• ROSE 18

     

     

                                                            ÇA Y EST ! (BIS)

     

    À la clinique, une mauvaise surprise les attend : le vieux docteur Shaïm, qui a suivi Rose pendant sa grossesse, s'est cassé la jambe. Son remplaçant ne parle pas un mot de français, de sorte qu'Amir se voit dans l'obligation de jouer les interprètes.

    —Le médecin veut t'ausculter, dit-il à Rose, en lui indiquant la table d'examen.

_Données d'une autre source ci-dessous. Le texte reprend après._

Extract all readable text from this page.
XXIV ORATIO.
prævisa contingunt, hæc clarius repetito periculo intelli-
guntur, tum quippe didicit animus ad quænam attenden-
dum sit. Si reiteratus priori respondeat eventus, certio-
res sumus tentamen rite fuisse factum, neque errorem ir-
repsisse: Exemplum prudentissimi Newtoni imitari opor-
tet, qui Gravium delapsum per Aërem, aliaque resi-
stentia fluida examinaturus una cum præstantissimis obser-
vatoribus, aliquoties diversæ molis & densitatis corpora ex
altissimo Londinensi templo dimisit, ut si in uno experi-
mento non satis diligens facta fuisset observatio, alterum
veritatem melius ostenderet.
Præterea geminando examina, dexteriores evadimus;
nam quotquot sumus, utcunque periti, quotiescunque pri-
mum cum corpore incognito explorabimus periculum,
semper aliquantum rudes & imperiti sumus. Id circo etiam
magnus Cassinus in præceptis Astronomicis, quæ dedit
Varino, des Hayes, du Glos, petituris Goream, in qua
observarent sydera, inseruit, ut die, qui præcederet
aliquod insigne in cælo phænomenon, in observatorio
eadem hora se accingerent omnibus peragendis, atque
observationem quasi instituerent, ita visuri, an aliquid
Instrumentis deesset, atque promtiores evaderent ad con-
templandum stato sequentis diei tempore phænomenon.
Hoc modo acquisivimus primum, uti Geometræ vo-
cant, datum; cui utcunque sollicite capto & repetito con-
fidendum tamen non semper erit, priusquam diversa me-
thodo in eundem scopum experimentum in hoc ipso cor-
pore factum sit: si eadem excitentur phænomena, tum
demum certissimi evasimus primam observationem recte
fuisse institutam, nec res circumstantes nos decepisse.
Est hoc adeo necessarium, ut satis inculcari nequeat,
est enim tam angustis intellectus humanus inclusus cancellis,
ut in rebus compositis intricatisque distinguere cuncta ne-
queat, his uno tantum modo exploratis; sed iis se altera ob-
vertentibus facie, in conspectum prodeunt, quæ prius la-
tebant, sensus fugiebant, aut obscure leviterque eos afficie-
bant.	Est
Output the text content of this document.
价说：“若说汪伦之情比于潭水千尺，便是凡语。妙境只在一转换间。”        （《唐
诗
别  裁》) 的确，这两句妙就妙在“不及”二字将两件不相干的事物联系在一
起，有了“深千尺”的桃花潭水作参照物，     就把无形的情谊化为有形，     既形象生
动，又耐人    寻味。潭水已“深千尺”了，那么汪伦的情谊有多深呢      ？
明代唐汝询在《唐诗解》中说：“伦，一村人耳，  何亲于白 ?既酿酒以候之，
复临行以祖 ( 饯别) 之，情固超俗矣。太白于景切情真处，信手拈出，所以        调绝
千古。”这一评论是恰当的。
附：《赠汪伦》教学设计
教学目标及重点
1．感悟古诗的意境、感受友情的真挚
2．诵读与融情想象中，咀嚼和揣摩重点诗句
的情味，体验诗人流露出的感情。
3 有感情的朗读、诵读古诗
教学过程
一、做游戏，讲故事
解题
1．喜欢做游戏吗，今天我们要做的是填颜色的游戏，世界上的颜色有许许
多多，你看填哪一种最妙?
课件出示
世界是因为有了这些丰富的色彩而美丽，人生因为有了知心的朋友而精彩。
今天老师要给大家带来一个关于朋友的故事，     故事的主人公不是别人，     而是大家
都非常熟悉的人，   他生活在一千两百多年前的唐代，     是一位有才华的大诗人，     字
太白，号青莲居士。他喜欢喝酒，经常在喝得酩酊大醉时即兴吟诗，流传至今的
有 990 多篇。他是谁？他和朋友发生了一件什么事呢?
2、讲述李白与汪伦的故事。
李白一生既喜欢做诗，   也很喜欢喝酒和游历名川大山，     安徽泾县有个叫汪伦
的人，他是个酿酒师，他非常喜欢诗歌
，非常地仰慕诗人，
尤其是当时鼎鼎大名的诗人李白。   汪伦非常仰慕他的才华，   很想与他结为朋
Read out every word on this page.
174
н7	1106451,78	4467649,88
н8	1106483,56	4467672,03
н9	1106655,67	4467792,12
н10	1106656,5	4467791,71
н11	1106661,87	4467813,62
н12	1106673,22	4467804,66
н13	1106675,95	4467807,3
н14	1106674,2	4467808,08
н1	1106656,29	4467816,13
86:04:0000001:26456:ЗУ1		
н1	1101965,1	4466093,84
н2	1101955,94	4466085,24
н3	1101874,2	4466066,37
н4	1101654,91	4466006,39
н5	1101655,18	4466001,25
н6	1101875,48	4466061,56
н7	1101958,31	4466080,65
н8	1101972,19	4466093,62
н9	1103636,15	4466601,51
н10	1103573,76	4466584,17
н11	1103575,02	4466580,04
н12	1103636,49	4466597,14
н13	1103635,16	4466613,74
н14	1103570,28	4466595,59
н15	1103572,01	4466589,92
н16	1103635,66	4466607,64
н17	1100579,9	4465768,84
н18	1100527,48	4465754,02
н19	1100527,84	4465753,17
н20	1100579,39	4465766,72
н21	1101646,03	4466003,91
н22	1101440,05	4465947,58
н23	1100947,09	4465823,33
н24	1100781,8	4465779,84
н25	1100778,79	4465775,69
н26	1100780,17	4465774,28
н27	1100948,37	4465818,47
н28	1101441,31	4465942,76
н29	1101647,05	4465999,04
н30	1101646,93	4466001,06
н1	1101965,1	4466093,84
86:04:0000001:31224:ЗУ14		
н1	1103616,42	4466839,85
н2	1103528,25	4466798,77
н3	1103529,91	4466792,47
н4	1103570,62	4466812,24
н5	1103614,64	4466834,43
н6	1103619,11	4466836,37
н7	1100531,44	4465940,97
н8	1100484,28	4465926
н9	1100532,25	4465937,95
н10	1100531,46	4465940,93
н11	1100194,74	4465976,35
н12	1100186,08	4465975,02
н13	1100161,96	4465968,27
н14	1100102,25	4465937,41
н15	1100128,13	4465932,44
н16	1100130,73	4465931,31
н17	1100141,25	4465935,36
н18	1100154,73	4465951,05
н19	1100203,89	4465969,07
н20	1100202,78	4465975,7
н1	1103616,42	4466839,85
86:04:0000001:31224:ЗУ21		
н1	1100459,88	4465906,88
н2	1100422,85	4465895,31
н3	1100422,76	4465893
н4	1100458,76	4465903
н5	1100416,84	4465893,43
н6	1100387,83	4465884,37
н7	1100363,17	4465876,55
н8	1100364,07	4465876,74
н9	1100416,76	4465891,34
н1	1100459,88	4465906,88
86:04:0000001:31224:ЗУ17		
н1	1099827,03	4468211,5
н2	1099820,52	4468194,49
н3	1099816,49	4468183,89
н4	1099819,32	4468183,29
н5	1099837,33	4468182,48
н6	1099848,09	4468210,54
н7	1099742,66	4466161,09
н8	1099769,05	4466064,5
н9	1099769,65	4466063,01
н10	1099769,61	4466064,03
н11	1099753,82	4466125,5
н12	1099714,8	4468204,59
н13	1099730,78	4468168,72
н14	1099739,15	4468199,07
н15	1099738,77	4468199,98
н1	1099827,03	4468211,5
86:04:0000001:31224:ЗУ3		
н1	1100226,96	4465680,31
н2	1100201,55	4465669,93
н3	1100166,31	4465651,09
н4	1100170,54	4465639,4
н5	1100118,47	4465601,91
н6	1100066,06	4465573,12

    — Tu restes avec moi ?

    — Non, il préfère pas. Je t'attends dans le couloir. Courage, mon amour !

    Rose, désemparée :

    — Mais… comment je vais comprendre ce qu'il me raconte, si tu t'en vas ?

    Dans l'affolement, ses vagues notions d'arabe se sont évaporées ; elle se sent aussi perdue qu'un cosmonaute échoué sur une planète lointaine. Si c'était en son pouvoir, parole d'honneur, elle refuserait d'accoucher dans de telles conditions. Mais on ne retient pas un bébé contre son gré, et le sien, de toute évidence, est mûr pour le grand saut. Les contractions qui se succèdent à un rythme soutenu ne laissent aucun doute là-dessus.

    — Je ne m'éloignerai pas, assure Amir qui n'en mène pas large. Si tu flippes, appelle-moi.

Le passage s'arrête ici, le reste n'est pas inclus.